Rafa then asked whether examining the history of war and past conflicts might provide some guidance in understanding the reality, and shaping the optimal contours, of the relationship between the humanitarian and the military actors in different situations.
- First, armed forces were not always perceived in the same manner by the local population in every context. In East Timor, for example, armed forces were considered 'liberators'; in Liberia, ECOMOG forces were characterized as 'invaders.'
- Second, the particular behaviour of the soldiers themselves was often a vital factor, e.g. the activities of UNITA in Angola.
- Third, the specific mandate of the force was relevant: was the force a peacekeeping or a peace-enforcing one? Did the force only attack legitimate targets? Did the force use a humanitarian or human rights argument as a mask for intervention? Rafa recounted how in Somalia in 1992, MSF had worked with the military, but when peace-enforcers began to violate humanitarian law, the organisation had complained. Subsequently MSF's installations were attacked. The lesson, he said, was that international intervention with a humanitarian mandate often masked a political intent and that collaboration needed to be sharply scrutinised.
- Fourth, it was important to maintain a strict separation between military relief (for example, as delivered under the obligations of an occupying power) and humanitarian action. Great confusion had been generated by certain types of humanitarian-like actions that had been taken by the military, particularly the US military. The dropping of food packages from the air in Afghanistan at the same time that the bombing commenced, was publicised as the distribution of "humanitarian" rations. The use of humanitarian rhetoric to buoy up military strategy was a dangerously confusing approach, particularly rife in the armoury of military forces in the global North.

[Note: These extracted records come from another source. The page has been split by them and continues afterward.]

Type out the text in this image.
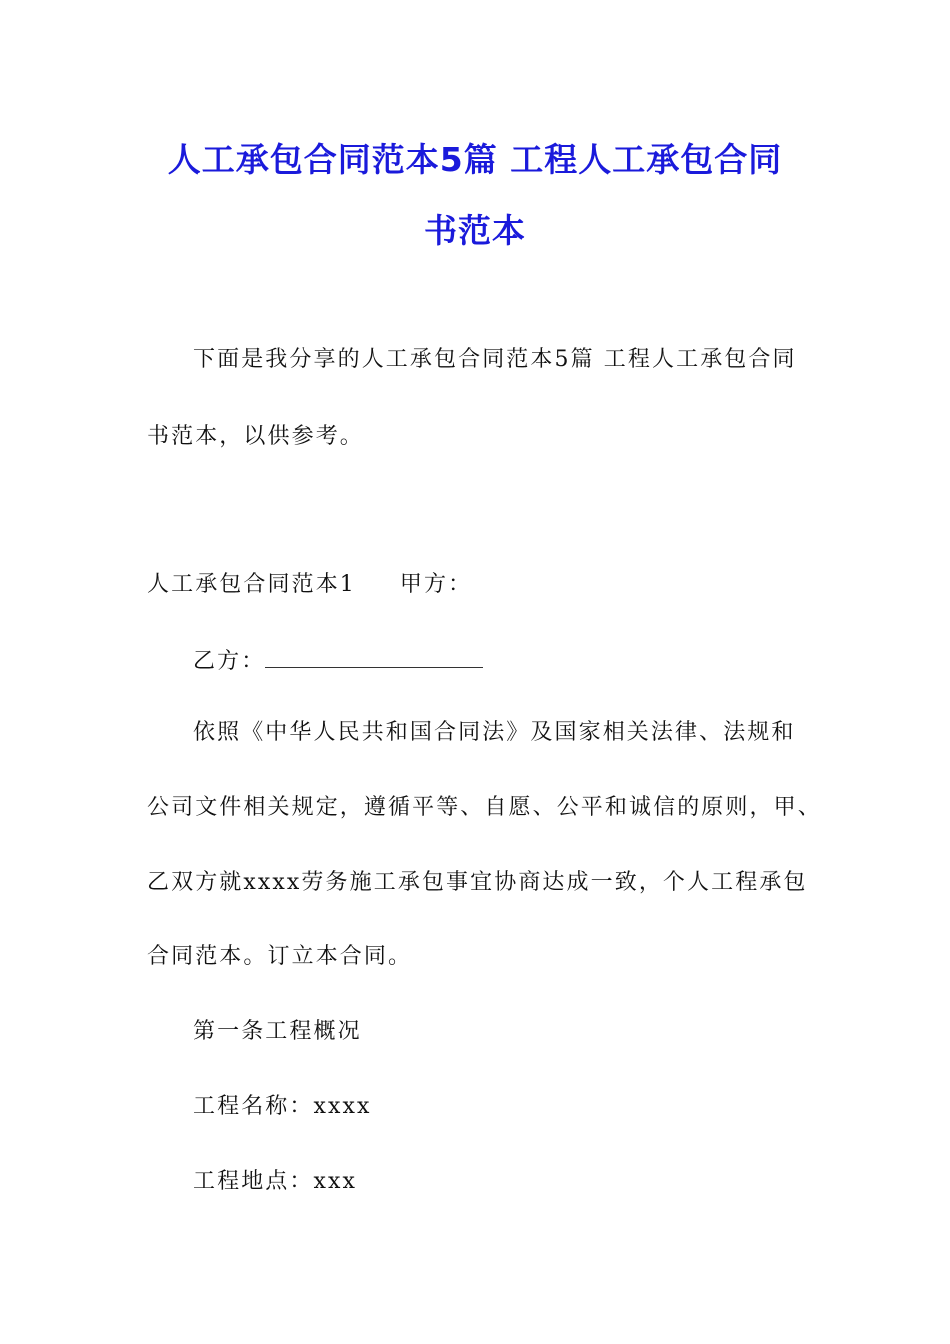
人工承包合同范本5篇 工程人工承包合同
书范本
下面是我分享的人工承包合同范本5篇 工程人工承包合同
书范本，以供参考。
人工承包合同范本1 甲方：
乙方：
依照《中华人民共和国合同法》及国家相关法律、法规和
公司文件相关规定，遵循平等、自愿、公平和诚信的原则，甲、
乙双方就xxxx劳务施工承包事宜协商达成一致，个人工程承包
合同范本。订立本合同。
第一条工程概况
工程名称：xxxx
工程地点：xxx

The above notions, Rafa said, however, provided only a minimal understanding of the optimal relationship between humanitarian and military actors. It was vital that an analysis be carried out on a case-by-case basis. From an MSF perspective, the proliferation of standards and guidelines would only make the situation more complex. As the Iraq war loomed, there were many issues that needed to be carefully examined. At one end of the spectrum there was a necessity to liase with armed forces, but it was vital that the humanitarian role was respected and not conflated with the military one.
The US was currently setting up an office for humanitarian coordination in Kuwait with which MSF, for example, had refused to cooperate. The appropriation of humanitarianism appeared, he said, to be a core element of the war ideology as described by Colin Powell, the US Secretary of State in a recent statement viz: "NGOs are a multiplying force of our combat team."